Computational Biology Practicum – Spring 2017

Botany 5555

Instructor: Alex Buerkle
Class meetings: Enzi STEM Building (north of Lewis Street) Room 155, 1:20–2:35 p.m. on Tuesday and Thursday

During the semester, dynamic content for the course will be available on the Course page on WyoCourses (restricted to class participants). All course materials will be distributed electronically via WyoCourses.

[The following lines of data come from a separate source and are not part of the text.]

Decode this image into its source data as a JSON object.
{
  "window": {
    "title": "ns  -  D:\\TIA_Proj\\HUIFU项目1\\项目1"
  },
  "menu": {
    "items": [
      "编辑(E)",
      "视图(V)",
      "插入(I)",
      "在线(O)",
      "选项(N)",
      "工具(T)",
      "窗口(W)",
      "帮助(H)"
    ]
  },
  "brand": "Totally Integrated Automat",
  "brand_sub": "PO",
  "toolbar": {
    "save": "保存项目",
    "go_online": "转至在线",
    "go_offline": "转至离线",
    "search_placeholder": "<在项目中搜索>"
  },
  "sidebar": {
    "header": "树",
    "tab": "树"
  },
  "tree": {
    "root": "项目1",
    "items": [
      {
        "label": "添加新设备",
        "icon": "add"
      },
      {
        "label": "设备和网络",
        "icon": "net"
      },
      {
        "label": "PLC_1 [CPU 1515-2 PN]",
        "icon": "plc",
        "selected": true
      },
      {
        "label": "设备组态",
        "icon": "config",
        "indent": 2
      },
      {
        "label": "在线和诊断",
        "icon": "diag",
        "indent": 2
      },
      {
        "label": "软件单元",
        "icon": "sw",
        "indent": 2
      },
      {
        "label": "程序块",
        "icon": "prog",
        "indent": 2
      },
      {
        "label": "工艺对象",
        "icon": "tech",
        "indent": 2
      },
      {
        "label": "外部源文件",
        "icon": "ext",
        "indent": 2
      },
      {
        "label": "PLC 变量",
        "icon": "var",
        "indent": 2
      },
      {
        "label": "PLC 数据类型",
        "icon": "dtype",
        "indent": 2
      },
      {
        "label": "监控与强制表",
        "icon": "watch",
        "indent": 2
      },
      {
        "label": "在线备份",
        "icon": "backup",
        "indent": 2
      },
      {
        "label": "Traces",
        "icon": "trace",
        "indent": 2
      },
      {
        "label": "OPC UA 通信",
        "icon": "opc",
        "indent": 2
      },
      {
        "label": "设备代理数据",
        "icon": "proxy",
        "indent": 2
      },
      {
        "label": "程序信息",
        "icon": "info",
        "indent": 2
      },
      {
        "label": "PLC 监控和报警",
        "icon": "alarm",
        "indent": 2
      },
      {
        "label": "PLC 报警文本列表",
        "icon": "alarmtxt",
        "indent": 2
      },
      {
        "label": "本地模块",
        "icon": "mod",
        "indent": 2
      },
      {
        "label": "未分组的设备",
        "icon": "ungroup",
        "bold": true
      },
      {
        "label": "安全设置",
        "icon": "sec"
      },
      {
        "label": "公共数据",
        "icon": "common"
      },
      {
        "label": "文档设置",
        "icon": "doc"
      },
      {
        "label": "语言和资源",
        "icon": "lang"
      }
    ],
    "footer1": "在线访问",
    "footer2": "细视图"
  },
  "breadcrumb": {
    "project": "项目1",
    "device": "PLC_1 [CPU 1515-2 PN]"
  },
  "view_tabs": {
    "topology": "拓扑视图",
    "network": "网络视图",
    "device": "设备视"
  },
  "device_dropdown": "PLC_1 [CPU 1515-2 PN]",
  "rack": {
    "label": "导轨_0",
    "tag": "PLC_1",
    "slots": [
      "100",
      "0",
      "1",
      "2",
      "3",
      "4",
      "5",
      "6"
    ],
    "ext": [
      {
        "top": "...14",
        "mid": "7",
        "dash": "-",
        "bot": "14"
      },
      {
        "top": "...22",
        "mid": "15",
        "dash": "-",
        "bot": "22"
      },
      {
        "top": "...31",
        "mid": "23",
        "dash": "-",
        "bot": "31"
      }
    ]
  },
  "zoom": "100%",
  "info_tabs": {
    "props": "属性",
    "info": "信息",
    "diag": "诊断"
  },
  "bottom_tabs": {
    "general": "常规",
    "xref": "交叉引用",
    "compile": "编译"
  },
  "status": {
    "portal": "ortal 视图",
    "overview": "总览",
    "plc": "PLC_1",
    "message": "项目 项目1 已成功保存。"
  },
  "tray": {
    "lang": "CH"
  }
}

Course syllabus (spring 2017, pdf)

Most subdisciplines in modern biology involve the analysis of large amounts of data, inference based on probabilistic models, or both. This course builds on students' previous experience in computational biology and extends it into the context of applied, computational analysis of biological data. In particular, the analyses will be performed for biologist clients, who will provide real data from on-going projects that require computational statistical analysis. The clients will lay out the scientific context and motivation, and be the subdisciplinary expert in biology. Teams of students will work together, with consultation and direction from the instructor, to answer the scientific questions and perform the analyses for the client. The research products will be delivered, evaluated and refined at intermediate stages, through written and in-person presentations with the client. Likewise, final research products will be delivered to the client and will utilize best practices in report generation and reproducible research. The delivery of analyses to clients is a valuable experience for data science careers in academics, government or business.

2017 clients

  1. Bob Hall, University of Wyoming
    Project: novel estimation methods for river metabolism with variable flow rates
  2. Tom Parchman, University of Nevada–Reno
    Project: comparison of methods for de novo assembly of reduced representation DNA sequencing libraries

We will have a few main goals in this class: 1) to gain expertise and become proficient in the application of probability, mathematics and computational methods in biology, 2) to understand philosophies and conceptual frameworks underlying analytical methods, and 3) to develop skills in teamwork and reporting of scientific analysis.